How do those sound? Doing care plans on healthy patients really sucks!

The first two are good, but i would throw out the impaired tissue integrity because the "as manifested by" is not related to tissue integrity. Your best bet from what you have listed would be to go with:

Acute Pain and Risk for Infection

Thank you so much!

Specializes in med/surg, telemetry, IV therapy, mgmt.

A care plan is a determination of a person's nursing problems and strategies to do something about them. A care plan can be done for a healthy person as well as for someone who is ill.

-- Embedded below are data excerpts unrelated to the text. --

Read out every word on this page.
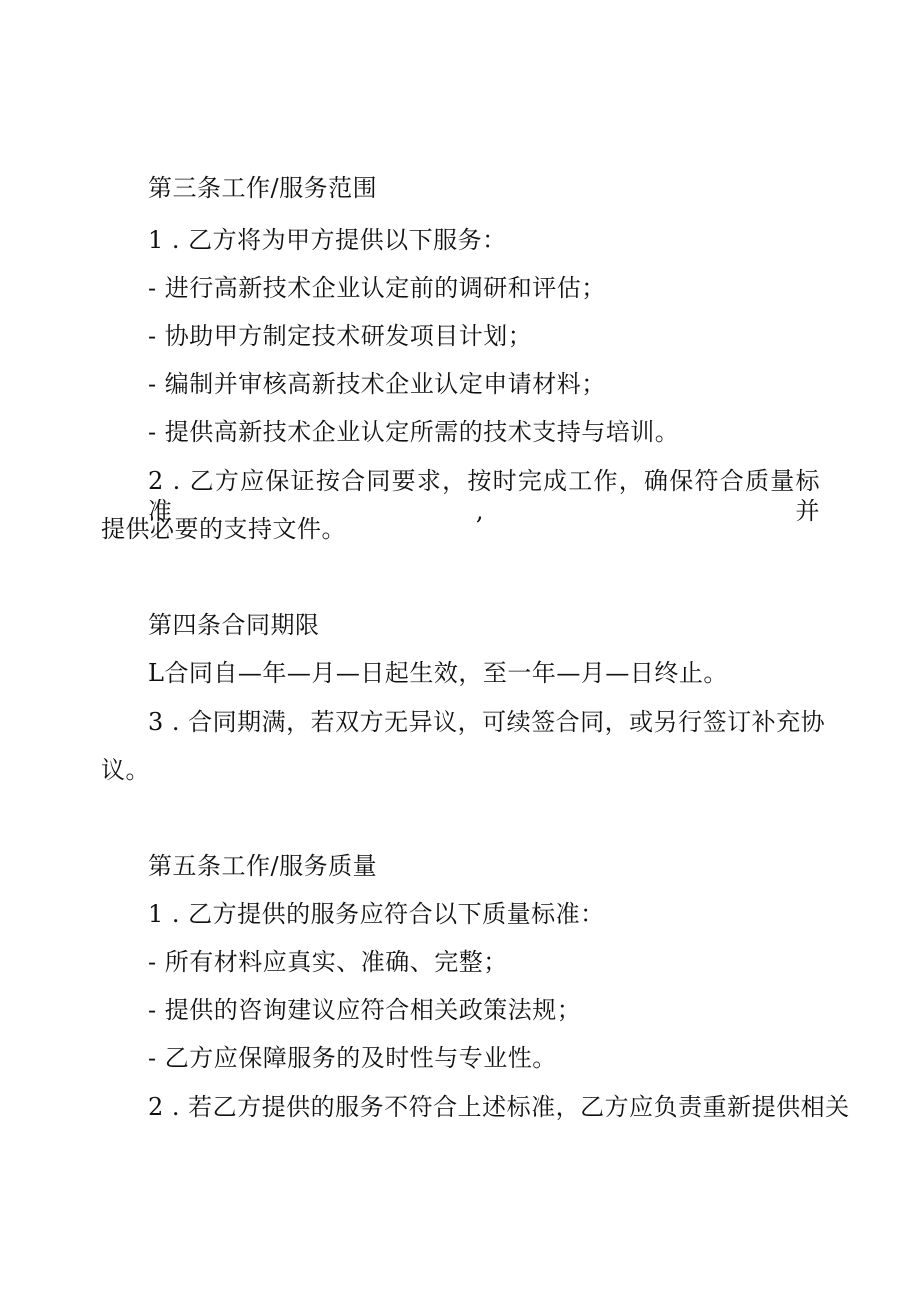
第三条工作/服务范围
1 . 乙方将为甲方提供以下服务：
- 进行高新技术企业认定前的调研和评估；
- 协助甲方制定技术研发项目计划；
- 编制并审核高新技术企业认定申请材料；
- 提供高新技术企业认定所需的技术支持与培训。
2 . 乙方应保证按合同要求，按时完成工作，确保符合质量标准, 并
提供必要的支持文件。
第四条合同期限
L合同自—年—月—日起生效，至一年—月—日终止。
3 . 合同期满，若双方无异议，可续签合同，或另行签订补充协
议。
第五条工作/服务质量
1 . 乙方提供的服务应符合以下质量标准：
- 所有材料应真实、准确、完整；
- 提供的咨询建议应符合相关政策法规；
- 乙方应保障服务的及时性与专业性。
2 . 若乙方提供的服务不符合上述标准，乙方应负责重新提供相关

A diagnosis is based on the assessment data you have collected on the patient. I went through your post and made of list of the assessment data and this is what I found and put in maslow's order of priority along with a few questions I had:

  • Inadequate fluid intake - what is "inadequate"? describe it.
  • Decreased hgb and hct - the significance of decreased hgb and hct is blood loss or dehydration. which is it? both conditions have other symptoms that accompany them.
  • Nausea - this is a symptom. what is the underlying cause of this nausea? was there vomiting with it?
  • Not having a bowel movement for 5 days postoperatively
  • Changes in bowel habits - do you mean not having a bm for 5 days? or, are they having loose stools?
  • Gastric pain - is the patient getting the opioids for this gastric pain or for incisional pain? is the incision near the stomach? I had colon surgery and the incision is very close to where a previous surgery on my stomach was. so, which pain is being referred to and treated? does it matter?
  • Increased wbcs - how high are we talking about?

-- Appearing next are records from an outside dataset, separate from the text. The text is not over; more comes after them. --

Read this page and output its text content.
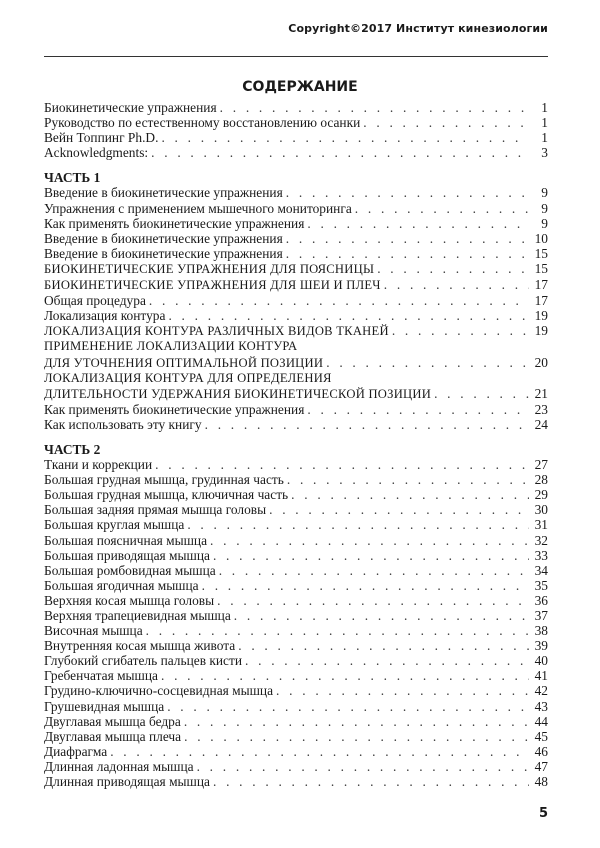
Copyright©2017 Институт кинезиологии
СОДЕРЖАНИЕ
Биокинетические упражнения . . .	1
Руководство по естественному восстановлению осанки . . .	1
Вейн Топпинг Ph.D. . . .	1
Acknowledgments: . . .	3
ЧАСТЬ 1
Введение в биокинетические упражнения . . .	9
Упражнения с применением мышечного мониторинга . . .	9
Как применять биокинетические упражнения . . .	9
Введение в биокинетические упражнения . . .	10
Введение в биокинетические упражнения . . .	15
БИОКИНЕТИЧЕСКИЕ УПРАЖНЕНИЯ ДЛЯ ПОЯСНИЦЫ . . .	15
БИОКИНЕТИЧЕСКИЕ УПРАЖНЕНИЯ ДЛЯ ШЕИ И ПЛЕЧ . . .	17
Общая процедура . . .	17
Локализация контура . . .	19
ЛОКАЛИЗАЦИЯ КОНТУРА РАЗЛИЧНЫХ ВИДОВ ТКАНЕЙ . . .	19
ПРИМЕНЕНИЕ ЛОКАЛИЗАЦИИ КОНТУРА
ДЛЯ УТОЧНЕНИЯ ОПТИМАЛЬНОЙ ПОЗИЦИИ . . .	20
ЛОКАЛИЗАЦИЯ КОНТУРА ДЛЯ ОПРЕДЕЛЕНИЯ
ДЛИТЕЛЬНОСТИ УДЕРЖАНИЯ БИОКИНЕТИЧЕСКОЙ ПОЗИЦИИ . . .	21
Как применять биокинетические упражнения . . .	23
Как использовать эту книгу . . .	24
ЧАСТЬ 2
Ткани и коррекции . . .	27
Большая грудная мышца, грудинная часть . . .	28
Большая грудная мышца, ключичная часть . . .	29
Большая задняя прямая мышца головы . . .	30
Большая круглая мышца . . .	31
Большая поясничная мышца . . .	32
Большая приводящая мышца . . .	33
Большая ромбовидная мышца . . .	34
Большая ягодичная мышца . . .	35
Верхняя косая мышца головы . . .	36
Верхняя трапециевидная мышца . . .	37
Височная мышца . . .	38
Внутренняя косая мышца живота . . .	39
Глубокий сгибатель пальцев кисти . . .	40
Гребенчатая мышца . . .	41
Грудино-ключично-сосцевидная мышца . . .	42
Грушевидная мышца . . .	43
Двуглавая мышца бедра . . .	44
Двуглавая мышца плеча . . .	45
Диафрагма . . .	46
Длинная ладонная мышца . . .	47
Длинная приводящая мышца . . .	48
5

If you follow the steps of the nursing process (step #1 is assessment; step #2 is determining the problem or diagnosing the nursing problem; step #3 is planning), then from that list the correct nursing diagnoses in priority order would be:

  1. Deficient fluid volume r/t fluid volume loss aeb decreased hgb and hct
  2. Constipation r/t inadequate fluid intake and use of opioid analgesics aeb no bowel movement for 5 days.
  3. Acute pain r/t surgical intervention and aeb patient report of gastric (abdominal?) pain
  4. Ineffective protection r/t surgical intervention and abnormal blood profiles (increased wbcs and decreased hgb and hct)

- - - - - - - - - - - - - - -

Constipation related to use of opoid analgesics and manipulation of bowels during surgery as evidenced by patient not having a bowel movement for 5 days postoperatively.

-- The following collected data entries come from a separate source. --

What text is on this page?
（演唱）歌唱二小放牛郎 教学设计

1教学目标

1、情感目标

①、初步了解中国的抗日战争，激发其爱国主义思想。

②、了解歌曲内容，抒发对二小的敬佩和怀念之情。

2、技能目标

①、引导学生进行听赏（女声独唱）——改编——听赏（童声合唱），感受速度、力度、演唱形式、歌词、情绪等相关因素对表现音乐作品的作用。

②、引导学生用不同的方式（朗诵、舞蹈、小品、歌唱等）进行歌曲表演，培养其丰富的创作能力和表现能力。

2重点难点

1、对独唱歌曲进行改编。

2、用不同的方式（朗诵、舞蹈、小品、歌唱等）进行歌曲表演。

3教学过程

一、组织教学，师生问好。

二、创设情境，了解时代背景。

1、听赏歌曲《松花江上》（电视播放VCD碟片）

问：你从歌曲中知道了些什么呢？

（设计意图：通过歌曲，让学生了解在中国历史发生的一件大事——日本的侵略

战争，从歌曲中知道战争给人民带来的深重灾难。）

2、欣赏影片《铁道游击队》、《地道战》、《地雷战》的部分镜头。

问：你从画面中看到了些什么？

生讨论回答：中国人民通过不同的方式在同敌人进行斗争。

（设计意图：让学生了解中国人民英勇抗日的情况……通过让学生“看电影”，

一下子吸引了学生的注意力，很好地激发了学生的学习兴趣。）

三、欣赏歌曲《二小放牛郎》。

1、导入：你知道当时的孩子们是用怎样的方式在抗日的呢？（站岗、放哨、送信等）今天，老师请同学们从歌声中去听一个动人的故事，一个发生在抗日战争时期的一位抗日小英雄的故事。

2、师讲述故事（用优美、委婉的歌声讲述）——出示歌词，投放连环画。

Manipulation of bowels during surgery causes an ileus during which the bowel would be empty. the symptoms of an ileus would cause abdominal pain, nausea and vomiting long before there would ever be any constipation. it is treated by keeping the patient npo, sometimes inserting an ng tube and maintaining continuous or intermittent suction to remove secretions that would irritate the gastric mucosa and cause the patient to become nauseated and eventually vomit. the abdominal pain, nausea and vomit would continue and escalate if left untreated.
Manipulation of bowels during surgery is not an appropriate related factor to use with this diagnosis.

Risk for deficient fluid volume r/t inadequate fluid intake secondary to nausea.

If the patient is this nauseated use the nursing diagnosis of nausea. As I mentioned above, inadequate is too vague a description. do the work and show that you assessed this patient's intake.

I know this is an old post.. but I have a patient who has diverticulitis. They had the sigmoid/colon resection, colostomy,and I&D of abdominal abscess. I am trying to come up with nursing diagnoses but have too many ideas running through my head. They are not in any pain and I'm not sure how to incorporate the colostomy into the diagnoses?